Code Quality & Maintenance

Category	What It Does
Compliance (15 checkers)	Automated Clean Architecture validation — layer separation, SQL compliance, config compliance, Pylance integration, duplicate detection. 100% production code compliant (0 violations).
Validation	Per-run quality gates — row reconciliation, timing consistency, logging standards
Diagnostics	4-way API data comparison, phantom update detection for root cause investigation
Maintenance (6 scripts)	Database cleanup, deduplication, staging cleanup, session management, metadata backfill
Metadata	Multi-region symbol management — 37 symbols across 10 exchanges, 7 regions.
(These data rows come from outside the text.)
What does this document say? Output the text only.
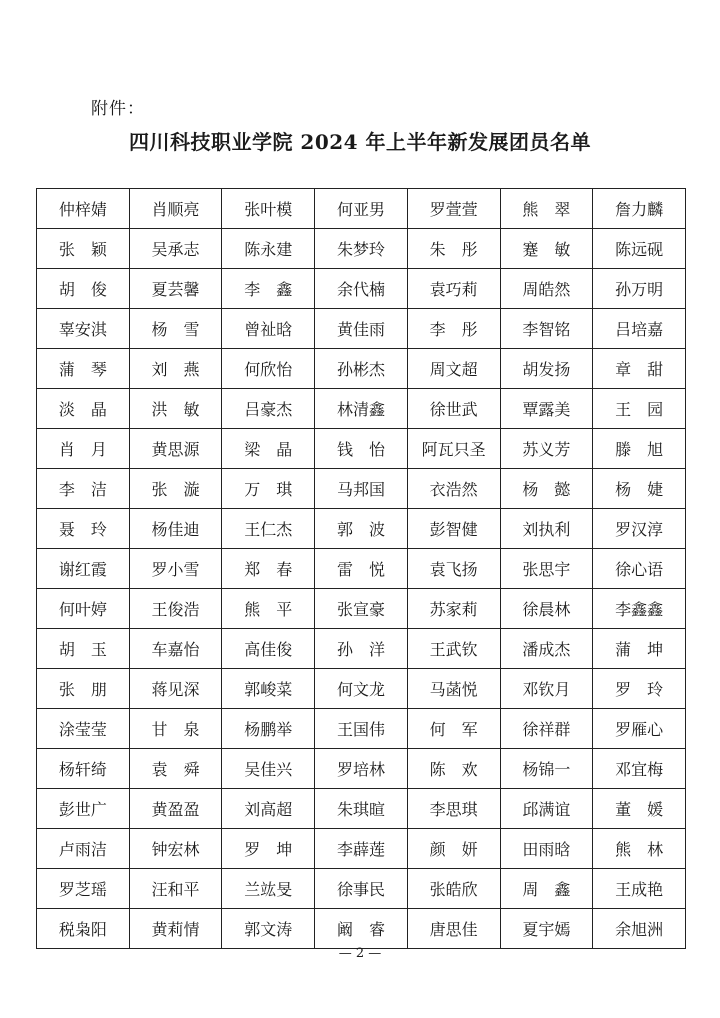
附件：
四川科技职业学院 2024 年上半年新发展团员名单
仲梓婧	肖顺亮	张叶模	何亚男	罗萱萱	熊　翠	詹力麟
张　颖	吴承志	陈永建	朱梦玲	朱　彤	蹇　敏	陈远砚
胡　俊	夏芸馨	李　鑫	余代楠	袁巧莉	周皓然	孙万明
辜安淇	杨　雪	曾祉晗	黄佳雨	李　彤	李智铭	吕培嘉
蒲　琴	刘　燕	何欣怡	孙彬杰	周文超	胡发扬	章　甜
淡　晶	洪　敏	吕豪杰	林清鑫	徐世武	覃露美	王　园
肖　月	黄思源	梁　晶	钱　怡	阿瓦只圣	苏义芳	滕　旭
李　洁	张　漩	万　琪	马邦国	衣浩然	杨　懿	杨　婕
聂　玲	杨佳迪	王仁杰	郭　波	彭智健	刘执利	罗汉淳
谢红霞	罗小雪	郑　春	雷　悦	袁飞扬	张思宇	徐心语
何叶婷	王俊浩	熊　平	张宣豪	苏家莉	徐晨林	李鑫鑫
胡　玉	车嘉怡	高佳俊	孙　洋	王武钦	潘成杰	蒲　坤
张　朋	蒋见深	郭峻菜	何文龙	马菡悦	邓钦月	罗　玲
涂莹莹	甘　泉	杨鹏举	王国伟	何　军	徐祥群	罗雁心
杨轩绮	袁　舜	吴佳兴	罗培林	陈　欢	杨锦一	邓宜梅
彭世广	黄盈盈	刘高超	朱琪暄	李思琪	邱满谊	董　媛
卢雨洁	钟宏林	罗　坤	李薜莲	颜　妍	田雨晗	熊　林
罗芝瑶	汪和平	兰竑旻	徐事民	张皓欣	周　鑫	王成艳
税枭阳	黄莉情	郭文涛	阚　睿	唐思佳	夏宇嫣	余旭洲
— 2 —
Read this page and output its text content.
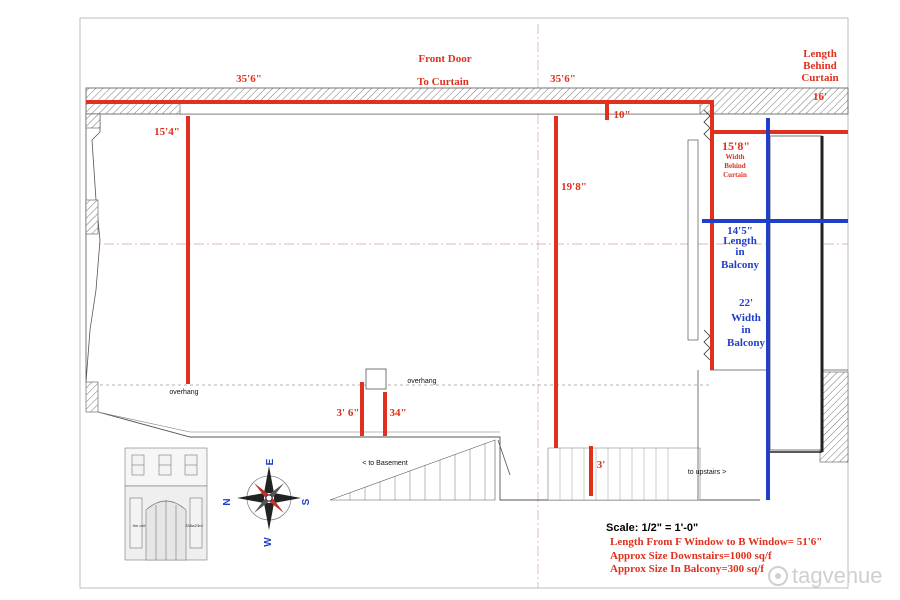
Front Door
To Curtain
35'6"	35'6"
Length
Behind
Curtain
16'
15'4"
10"
19'8"
15'8"
Width
Behind
Curtain
14'5"
Length
in
Balcony
22'
Width
in
Balcony
overhang
overhang
3' 6"	34"
3'
< to Basement
to upstairs >
the cell	338w23rd
E
N	S
W
Scale: 1/2" = 1'-0"
Length From F Window to B Window= 51'6"
Approx Size Downstairs=1000 sq/f
Approx Size In Balcony=300 sq/f tagvenue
API-first from YFinance + Alpaca + Polygon.
Schema Sync	Version-controlled SQL execution and database schema synchronization

15. What’s Next

Immediate Roadmap

Priority	Work Item	Purpose
1	Complete Kotak Securities integration	Enable India NSE paper trading alongside US markets
2	Backtesting framework implementation	Walk-forward validation, algorithm comparison, P&L simulation
3	Paper trading analytics	Win rate, Sharpe ratio, max drawdown, strategy comparison

Future Phases

Phase	Focus	What It Adds
Sentiment Pipeline	Financial news integration	Sentiment scores per symbol — hypothesis: improves predictions during earnings seasons
Fundamentals Pipeline	Earnings and financial metrics	Days-until-earnings, PE ratio vs sector — hypothesis: improves longer-horizon predictions
Multi-Model Framework	Algorithm experimentation	A/B test model versions in parallel paper trading
Advanced Trading	Additional order types and strategies	Limit orders, bracket orders, smart EOD, profit-taking exits
Live Trading	Real capital deployment	Triggered when paper trading demonstrates consistent profitability

Design Philosophy

The project follows a disciplined approach: validate before risking capital. Every component is built to be auditable (complete decision logging), config-driven (no hardcoded values in business logic), and incrementally extensible (new algorithms, brokers, and data sources slot in through configuration rather than code changes).

Real money trading is a confidence threshold, not a deadline.